How Not to Make Yourself Crazy

September 28, 2019

BY Ellen Hoil

Let me start by saying I failed at this miserably. Given that, I hope to impart some hope to future writers, or writers just starting out and hoping to get their book published. So here is at least one pearl of wisdom I’ve learned the hard way.


In the back of your mind, no matter how deep you bury it, is the notion that every word of the manuscript you sweated over is your child. You can try and convince yourself otherwise, but you will ultimately fail, because reality will hit you in the head like a two-by-four.


Don’t give up hope. Far from it, this is fixable, if you listen to those who have come before you. I only learned this lesson recently, so don’t take anything I say as gospel. Rather take it as a war story from someone recently back from the front lines.


The story is this; a week, or maybe several weeks before you go to publish you’ll get the final version of your manuscript. It will be bright and shiny, and sparkle in the sunlight as if it was a new cut diamond. Your assigned task is simple enough. Read through the pages looking for any mistakes, such as typos, or dropped periods, commas, or words, missed.

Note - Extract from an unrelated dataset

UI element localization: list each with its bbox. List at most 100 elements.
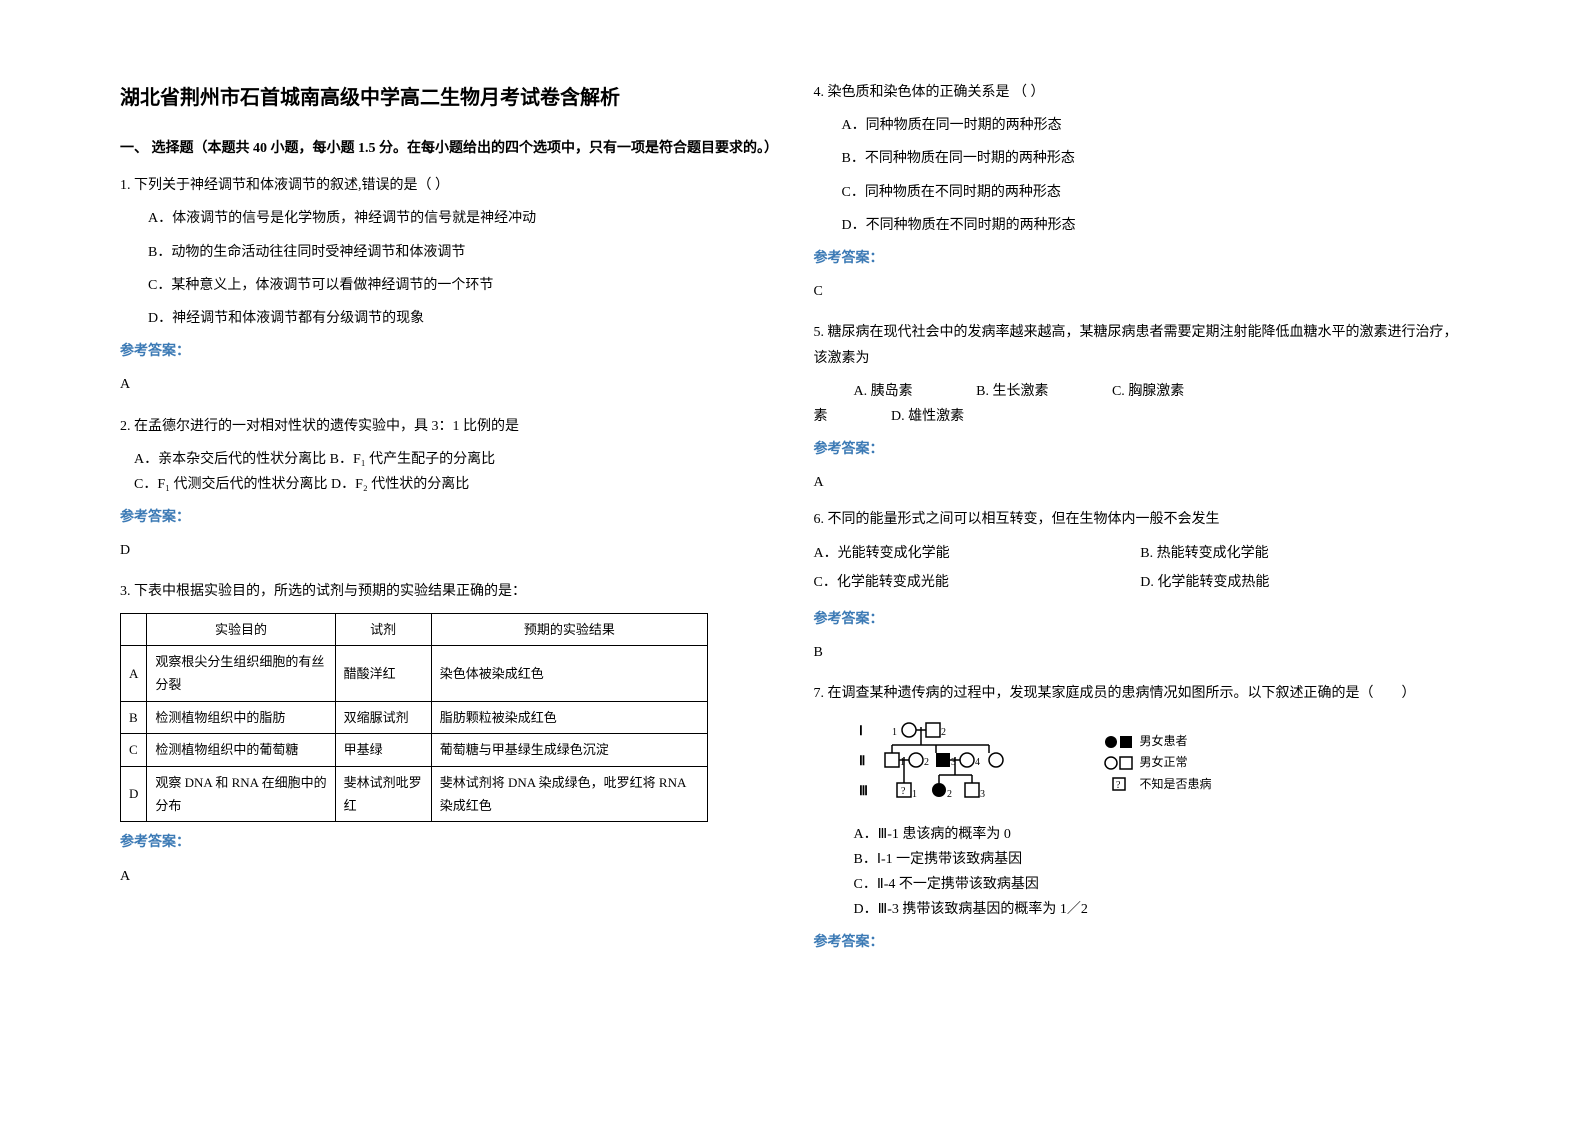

Is there any minor issue that could have gotten by the numerous beta reader, proof readers, publishers, editors, or friends who have read it so far? By now, numerous pairs of eyes have scoured through it, so the task at hand is a basic one, right. Wrong.  


You need to realize fast, this is the part of the process which will draw on every ounce of discipline and restraint you’ve got. When it arrives and you start reading, your first instinct will be “Oh my God. The book is terrible. What the hell possessed me to think I could publish this? I have to fix this! These words can’t possibly be what I meant to write.” Now, take a deep breath or two. Sit down and have a tall glass of beer or wine, or anything else you have handy, and relax. This will be fine.


I had this very same reaction and given the exact advice. Then when I calmed down, I asked my other writer friends how they managed to get through it. Their response, “I don’t.”

“What?!” I said with disbelief.

“Yeah, that’s my wife’s job,” or “I have a friend who does that for me.”


Turns out, sometimes we are our own worst enemies. If you’re finding it impossible to do yourself, because you’re on page two and already rewrote at least one paragraph, then turn it over to an impartial third party. Find someone you trust, an avid reader, a grammar nazi, wife, friend who happens to have a Ph.D. in English Lit. Any of those will do. But make sure they know the task at hand and can be trusted to carry it out.


When it’s over, you can sit down together and go over it. See where things were missed, overlooked or were just wrong. Then submit it back to your publisher, or if you self-publish to yourself. The job is done, no one got hurt, your friends and family are still talking to you, and most of all you kept your sanity.